Enquanto o bem-estar mental reflete o lado positivo da saúde psicológica, depressão e ansiedade apontam problemas específicos que a comprometem.

As correlações entre horário de postagem e esses sintomas foram mais fracas, mas variaram conforme idade e gênero.

Por exemplo, a relação entre horário de postagem e ansiedade foi cerca do dobro entre os participantes mais velhos — explicando 1,3% das diferenças de ansiedade nesse grupo, em comparação com 0,6% entre os mais jovens.

Mas ainda há questões a serem respondidas: isso representa uma consequência do uso noturno ou pessoas com saúde mental mais comprometida tendem a usar as redes nesse período?

Esses padrões se repetem em outras plataformas ou faixas etárias, especialmente entre adolescentes e crianças?

Como resolver?

Se o uso noturno realmente prejudica a saúde mental, soluções direcionadas podem ser valiosas. O TikTok lançou recentemente o modo “wind down”, que substitui a tela inicial por música relaxante e exercícios de respiração após 22h para menores de 16 anos.

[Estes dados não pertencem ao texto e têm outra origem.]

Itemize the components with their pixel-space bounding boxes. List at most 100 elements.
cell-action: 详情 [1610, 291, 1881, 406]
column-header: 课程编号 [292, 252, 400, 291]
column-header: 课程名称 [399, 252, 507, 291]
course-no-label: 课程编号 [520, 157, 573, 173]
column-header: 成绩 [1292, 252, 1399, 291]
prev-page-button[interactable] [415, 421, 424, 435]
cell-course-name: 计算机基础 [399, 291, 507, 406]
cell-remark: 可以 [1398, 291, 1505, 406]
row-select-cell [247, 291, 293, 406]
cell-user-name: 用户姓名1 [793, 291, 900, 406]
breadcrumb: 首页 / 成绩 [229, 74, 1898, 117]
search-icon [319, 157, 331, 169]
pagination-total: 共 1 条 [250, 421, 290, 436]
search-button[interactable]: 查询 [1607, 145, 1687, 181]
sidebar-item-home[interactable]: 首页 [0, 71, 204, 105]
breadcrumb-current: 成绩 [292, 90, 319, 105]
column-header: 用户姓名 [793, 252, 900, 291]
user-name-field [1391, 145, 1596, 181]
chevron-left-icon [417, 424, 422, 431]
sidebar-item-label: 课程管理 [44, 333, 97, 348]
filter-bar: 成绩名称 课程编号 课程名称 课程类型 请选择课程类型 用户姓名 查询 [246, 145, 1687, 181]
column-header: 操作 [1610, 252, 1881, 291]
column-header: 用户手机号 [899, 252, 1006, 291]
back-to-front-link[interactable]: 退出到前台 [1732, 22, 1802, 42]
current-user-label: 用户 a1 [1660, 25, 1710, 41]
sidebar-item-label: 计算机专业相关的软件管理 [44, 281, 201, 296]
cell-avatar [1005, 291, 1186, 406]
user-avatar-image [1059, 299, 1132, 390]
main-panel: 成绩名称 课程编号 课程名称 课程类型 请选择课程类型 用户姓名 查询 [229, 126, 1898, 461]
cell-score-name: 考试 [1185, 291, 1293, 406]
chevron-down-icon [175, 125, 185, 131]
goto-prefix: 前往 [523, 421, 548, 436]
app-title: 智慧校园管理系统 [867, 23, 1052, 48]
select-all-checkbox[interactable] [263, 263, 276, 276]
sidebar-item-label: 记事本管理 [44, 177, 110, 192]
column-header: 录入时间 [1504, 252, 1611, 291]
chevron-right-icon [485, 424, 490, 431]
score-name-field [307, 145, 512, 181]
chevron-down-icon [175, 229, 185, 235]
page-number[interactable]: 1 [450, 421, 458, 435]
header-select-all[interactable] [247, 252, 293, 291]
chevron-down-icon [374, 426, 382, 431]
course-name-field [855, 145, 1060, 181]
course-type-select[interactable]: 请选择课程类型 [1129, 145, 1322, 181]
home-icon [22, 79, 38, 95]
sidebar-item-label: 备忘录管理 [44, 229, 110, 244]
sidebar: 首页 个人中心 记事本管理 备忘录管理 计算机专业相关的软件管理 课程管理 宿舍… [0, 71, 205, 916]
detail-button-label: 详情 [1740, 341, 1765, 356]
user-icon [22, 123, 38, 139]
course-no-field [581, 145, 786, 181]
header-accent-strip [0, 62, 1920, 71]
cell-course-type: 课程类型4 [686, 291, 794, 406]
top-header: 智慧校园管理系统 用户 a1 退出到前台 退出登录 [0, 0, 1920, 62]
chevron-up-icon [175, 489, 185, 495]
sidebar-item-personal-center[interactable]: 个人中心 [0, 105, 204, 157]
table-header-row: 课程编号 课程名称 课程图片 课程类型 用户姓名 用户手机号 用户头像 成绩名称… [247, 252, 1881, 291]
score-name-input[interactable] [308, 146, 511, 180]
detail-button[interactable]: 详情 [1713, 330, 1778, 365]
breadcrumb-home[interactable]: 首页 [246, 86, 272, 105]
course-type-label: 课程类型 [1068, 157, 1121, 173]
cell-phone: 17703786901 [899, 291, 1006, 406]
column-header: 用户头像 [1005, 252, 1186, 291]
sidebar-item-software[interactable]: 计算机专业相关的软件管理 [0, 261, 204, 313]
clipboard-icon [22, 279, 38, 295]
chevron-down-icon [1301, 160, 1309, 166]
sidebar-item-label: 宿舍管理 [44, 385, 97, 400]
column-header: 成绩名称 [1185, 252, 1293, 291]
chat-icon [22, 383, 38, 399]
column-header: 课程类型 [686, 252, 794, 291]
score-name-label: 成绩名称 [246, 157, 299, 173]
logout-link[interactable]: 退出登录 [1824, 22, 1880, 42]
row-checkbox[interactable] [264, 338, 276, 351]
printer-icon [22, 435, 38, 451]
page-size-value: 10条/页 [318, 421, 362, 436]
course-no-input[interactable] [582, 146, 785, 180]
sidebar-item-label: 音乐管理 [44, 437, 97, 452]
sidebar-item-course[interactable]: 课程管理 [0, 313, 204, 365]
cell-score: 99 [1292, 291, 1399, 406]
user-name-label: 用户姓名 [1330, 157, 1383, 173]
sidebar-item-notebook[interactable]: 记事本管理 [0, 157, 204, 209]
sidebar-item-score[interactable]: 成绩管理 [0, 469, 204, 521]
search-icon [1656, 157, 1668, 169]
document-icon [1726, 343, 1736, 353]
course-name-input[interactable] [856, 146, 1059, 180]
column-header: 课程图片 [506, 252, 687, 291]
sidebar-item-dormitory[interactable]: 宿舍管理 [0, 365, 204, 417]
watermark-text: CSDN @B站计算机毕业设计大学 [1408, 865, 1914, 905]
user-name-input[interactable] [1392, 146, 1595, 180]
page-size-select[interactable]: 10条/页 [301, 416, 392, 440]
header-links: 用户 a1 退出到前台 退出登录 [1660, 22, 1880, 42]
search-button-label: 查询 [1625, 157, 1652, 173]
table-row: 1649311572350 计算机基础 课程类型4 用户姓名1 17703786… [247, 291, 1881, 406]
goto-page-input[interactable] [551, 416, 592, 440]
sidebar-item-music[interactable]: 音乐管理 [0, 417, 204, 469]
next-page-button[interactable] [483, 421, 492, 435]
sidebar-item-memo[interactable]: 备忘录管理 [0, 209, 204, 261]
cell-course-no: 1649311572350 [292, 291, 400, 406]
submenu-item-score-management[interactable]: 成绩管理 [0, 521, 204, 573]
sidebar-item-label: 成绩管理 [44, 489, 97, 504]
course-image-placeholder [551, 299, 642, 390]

No Reino Unido, o governo avalia criar leis para restringir o acesso de jovens a várias plataformas nesse horário.

O uso noturno mostra como políticas e plataformas podem lidar com comportamentos potencialmente nocivos sem recorrer a proibições totais.

Representa uma mudança do foco em “tempo de tela” para considerar o que as pessoas fazem, quando e onde fazem, e quem elas são.

Essa abordagem nos leva além das medições simplistas — rumo a uma compreensão mais precisa de como nossas vidas digitais afetam nossa saúde mental.


Este artigo foi publicado originalmente no portal acadêmico The Conversation e é republicado aqui sob licença Creative Commons.